The proposed law, which was passed by 80 votes to 19 and would transfer banking supervision to a separate agency, has been criticised by international financial institutions, business associations, opposition parties and civil society groups.

President Georgy Margvelashvili has indicated he would veto it, although the ruling coalition can overturn his veto as it holds a majority in the parliament.

The new agency would be in charge of monitoring and oversight of the banking sector and other financial institutions, functions currently carried out by the central bank.

The agency is expected to be governed by a seven-member board, where the central bank's president and one other member of its board would take two seats. Five other seats would be occupied by candidates nominated by the government and confirmed by the parliament.

Senior politicians in the ruling Georgian Dream coalition have criticised central bank chief Georgy Kadagidze, the only high-ranking official left from the administration of former president Mikheil Saakashvili.

The government denies the proposal is politically motivated.

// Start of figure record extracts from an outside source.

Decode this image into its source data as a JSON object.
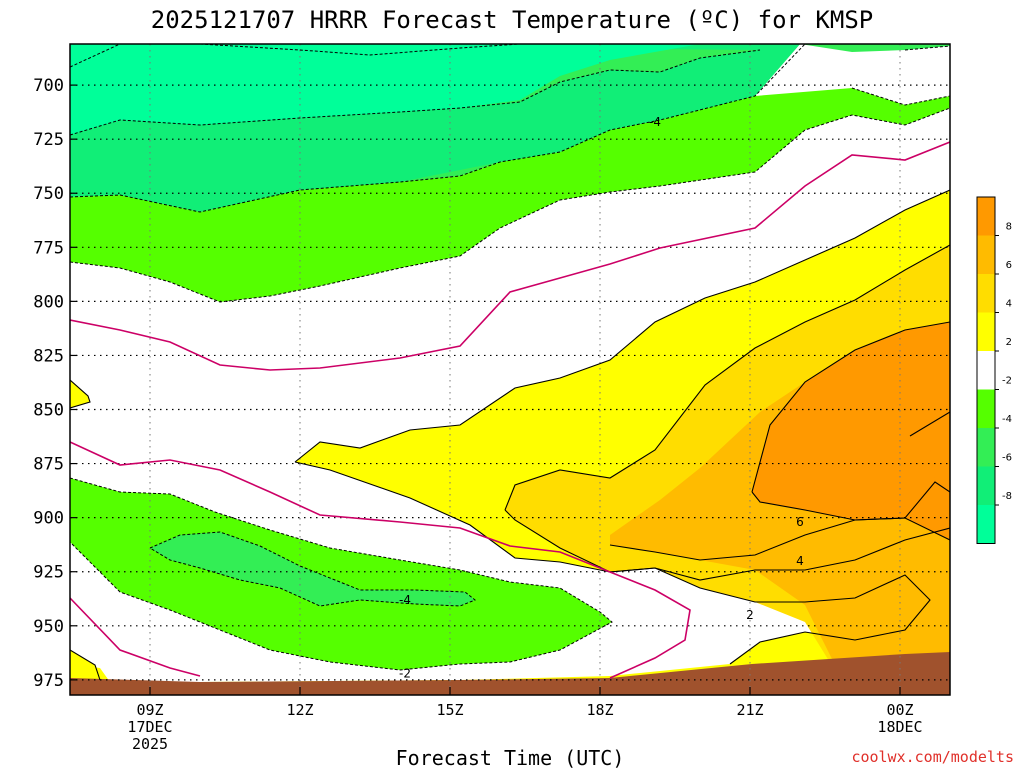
{
  "chart_data": {
    "type": "contour",
    "title": "2025121707 HRRR Forecast Temperature (ºC) for KMSP",
    "xlabel": "Forecast Time (UTC)",
    "ylabel": "",
    "credit": "coolwx.com/modelts",
    "x_range_hours": [
      7.4,
      25.0
    ],
    "y_range_hpa": [
      982,
      681
    ],
    "x_ticks": [
      {
        "hour": 9,
        "lines": [
          "09Z",
          "17DEC",
          "2025"
        ]
      },
      {
        "hour": 12,
        "lines": [
          "12Z"
        ]
      },
      {
        "hour": 15,
        "lines": [
          "15Z"
        ]
      },
      {
        "hour": 18,
        "lines": [
          "18Z"
        ]
      },
      {
        "hour": 21,
        "lines": [
          "21Z"
        ]
      },
      {
        "hour": 24,
        "lines": [
          "00Z",
          "18DEC"
        ]
      }
    ],
    "y_ticks": [
      "700",
      "725",
      "750",
      "775",
      "800",
      "825",
      "850",
      "875",
      "900",
      "925",
      "950",
      "975"
    ],
    "colorbar": {
      "ticks": [
        "8",
        "6",
        "4",
        "2",
        "-2",
        "-4",
        "-6",
        "-8"
      ],
      "bands": [
        {
          "range": "8 to 10",
          "color": "#ff9900"
        },
        {
          "range": "6 to 8",
          "color": "#ffbb00"
        },
        {
          "range": "4 to 6",
          "color": "#ffdd00"
        },
        {
          "range": "2 to 4",
          "color": "#ffff00"
        },
        {
          "range": "-2 to 2",
          "color": "#ffffff"
        },
        {
          "range": "-4 to -2",
          "color": "#55ff00"
        },
        {
          "range": "-6 to -4",
          "color": "#33ee55"
        },
        {
          "range": "-8 to -6",
          "color": "#11ee77"
        },
        {
          "range": "-10 to -8",
          "color": "#00ff99"
        }
      ]
    },
    "contour_labels": [
      {
        "text": "-4",
        "hour": 19.1,
        "hpa": 717
      },
      {
        "text": "-4",
        "hour": 14.1,
        "hpa": 938
      },
      {
        "text": "-2",
        "hour": 14.1,
        "hpa": 972
      },
      {
        "text": "6",
        "hour": 22.0,
        "hpa": 902
      },
      {
        "text": "4",
        "hour": 22.0,
        "hpa": 920
      },
      {
        "text": "2",
        "hour": 21.0,
        "hpa": 945
      }
    ],
    "regions": [
      {
        "name": "upper -10 band",
        "value_c": -9,
        "color": "#00ff99"
      },
      {
        "name": "upper -8 band",
        "value_c": -7,
        "color": "#11ee77"
      },
      {
        "name": "upper -6 band",
        "value_c": -5,
        "color": "#33ee55"
      },
      {
        "name": "upper -4 band",
        "value_c": -3,
        "color": "#55ff00"
      },
      {
        "name": "warm 2-4 band",
        "value_c": 3,
        "color": "#ffff00"
      },
      {
        "name": "warm 4-6 band",
        "value_c": 5,
        "color": "#ffdd00"
      },
      {
        "name": "warm 6-8 band",
        "value_c": 7,
        "color": "#ffbb00"
      },
      {
        "name": "warm 8+ band",
        "value_c": 9,
        "color": "#ff9900"
      },
      {
        "name": "lower -4 band",
        "value_c": -3,
        "color": "#55ff00"
      },
      {
        "name": "lower -6 band",
        "value_c": -5,
        "color": "#33ee55"
      },
      {
        "name": "terrain",
        "value_c": null,
        "color": "#a0522d"
      }
    ],
    "zero_isotherm_color": "#cc0066"
  }
}
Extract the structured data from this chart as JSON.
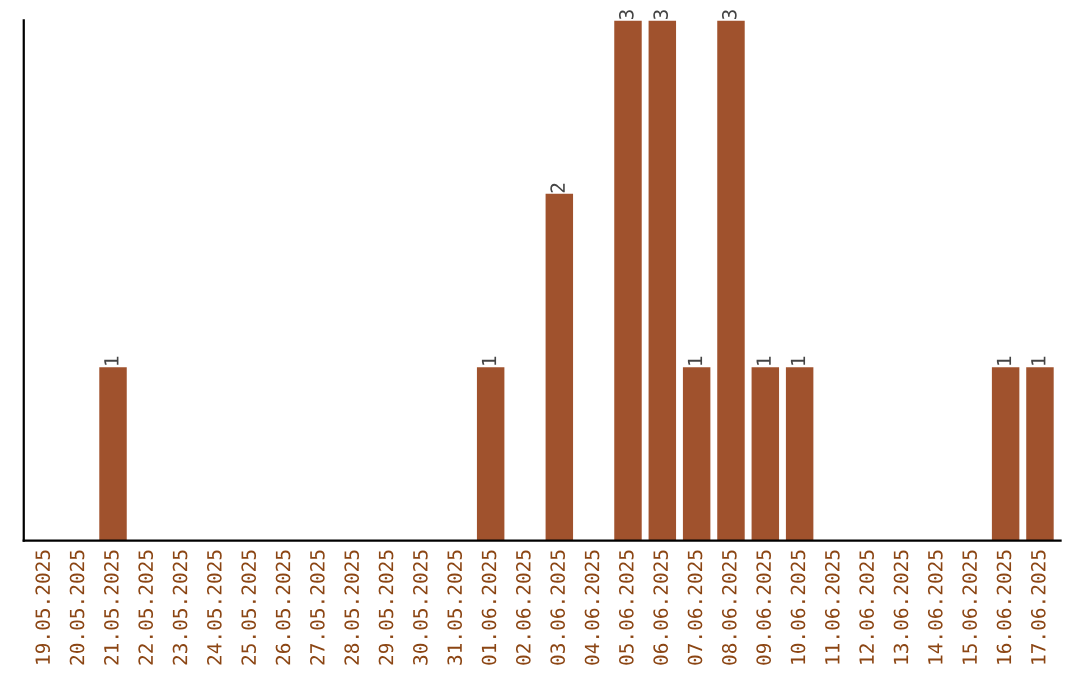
{
  "chart_data": {
    "type": "bar",
    "categories": [
      "19.05.2025",
      "20.05.2025",
      "21.05.2025",
      "22.05.2025",
      "23.05.2025",
      "24.05.2025",
      "25.05.2025",
      "26.05.2025",
      "27.05.2025",
      "28.05.2025",
      "29.05.2025",
      "30.05.2025",
      "31.05.2025",
      "01.06.2025",
      "02.06.2025",
      "03.06.2025",
      "04.06.2025",
      "05.06.2025",
      "06.06.2025",
      "07.06.2025",
      "08.06.2025",
      "09.06.2025",
      "10.06.2025",
      "11.06.2025",
      "12.06.2025",
      "13.06.2025",
      "14.06.2025",
      "15.06.2025",
      "16.06.2025",
      "17.06.2025"
    ],
    "values": [
      0,
      0,
      1,
      0,
      0,
      0,
      0,
      0,
      0,
      0,
      0,
      0,
      0,
      1,
      0,
      2,
      0,
      3,
      3,
      1,
      3,
      1,
      1,
      0,
      0,
      0,
      0,
      0,
      1,
      1
    ],
    "value_labels": [
      null,
      null,
      "1",
      null,
      null,
      null,
      null,
      null,
      null,
      null,
      null,
      null,
      null,
      "1",
      null,
      "2",
      null,
      "3",
      "3",
      "1",
      "3",
      "1",
      "1",
      null,
      null,
      null,
      null,
      null,
      "1",
      "1"
    ],
    "color": "#a0522d",
    "tick_labels": "x",
    "grid": false
  }
}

The former Soviet republic's economy has been battered by a plunge in the Russian rouble and the conflict in Ukraine. Declining foreign investment and lower exports and remittances are also contributing to a rising current account deficit.

"Such an experiment can seriously harm the banking sector, as well as the stability of the financial system," said David Onoprishvili, an opposition member of parliament.

The International Monetary Fund, European Bank for Reconstruction and Development, Asian Development Bank and World Bank have called on Georgia to keep banking supervision inside the central bank.

"We believe that enacting the amendments ... would weaken the independence and quality of banking supervision in Georgia, threaten banking sector stability, and undermine prospects for sustained growth," the institutions said in a letter to the prime minister and parliamentary speaker.